İyi Kitap

Çocuk ve Gençlik Kitapları Dergisi

Bir zamanlar Amerika’da…

“Hanımın dediğine bakılırsa, Horace Wrenn tam da aranan şeydi. Kendisi siyahî, dedi, ama iyidir. ‘Ama’ sözcüğünün seçimi üzerinde öyle derin  düşünüyordum ki, kadının sözcük ziyafetinde servis edilen birkaç tabağı kaçırdım. Onu tekrar duyduğumda, yeni bir isim ortaya atılmıştı” (“Josephine Sokağı’ndaki Bayan Hofstadter”, Çıplakları Giydir, s.87).

Yazan: Feryal Saygılıgil

Birinci Dünya Savaşının bitiminde, taşralı Amerikan askerleri, taşradaki evlerine dönmek yerine modern, kentli bir yaşam sürmeyi arzulamaktaydı. Savaş sonrası “Big Boom” un (Büyük Patlama) ardından kapitalist sistemden umduğunu bulanlar inanılmaz zengin oldular. Çoğu Amerikalının yaşamına yüksek öğrenim girdi. 1920’lerde üniversite öğrenimi görenlerin
sayısı hızla arttı. Orta sınıf zenginleşti, bu dönemde Amerikalılar, dünyanın kişi başına düşen en yüksek gelir ortalamasına
sahip olmanın mutluluğunu tattılar ve dönemin en önemli statüsü olan otomobil sahibi oldular. Şehirdeki tipik bir Amerikan evi,
elektrik lambalarıyla ışıl ışıldı; dış dünyayla iletişim kurmayı sağlayan radyo sahibi olmakla övünüyorlardı. Orta sınıf evlerin çoğunda telefon, fotoğraf makinesi, daktilo ya da dikiş makinesi vardı. Bu tür nesnelerin sahibi olmak önemliydi.

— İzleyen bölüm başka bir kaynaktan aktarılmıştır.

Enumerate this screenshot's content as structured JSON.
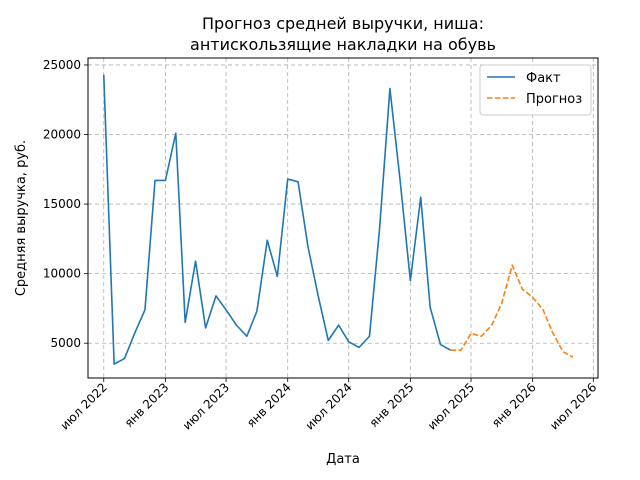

Bu dönemde sinemaya gitmek gibi modern eğlence türleri Amerikalıların yaşamlarına girdi. 1919’dan beri Anayasada yer alan alkollü içkilerin üretilmesini, taşınmasını ve satılmasını yasaklayan içki yasağına rağmen, kaçak çalışan barlar ve gece kulüpleri açılmaya başladı. İçki tüketimi Amerikalıların hayatlarında çok önemli bir yer kaplıyordu artık. İçki içilen mekânlarda caz, kokteyller, sıra dışı giyim ve yeni dans tarzları vardı. Dans, sinema, araba turları ve radyo âdeta birer çılgınlık hâlini almıştı. “Caz Çağı” olarak da adlandırılan yeni bir “hayat tarzı” oluşuyordu.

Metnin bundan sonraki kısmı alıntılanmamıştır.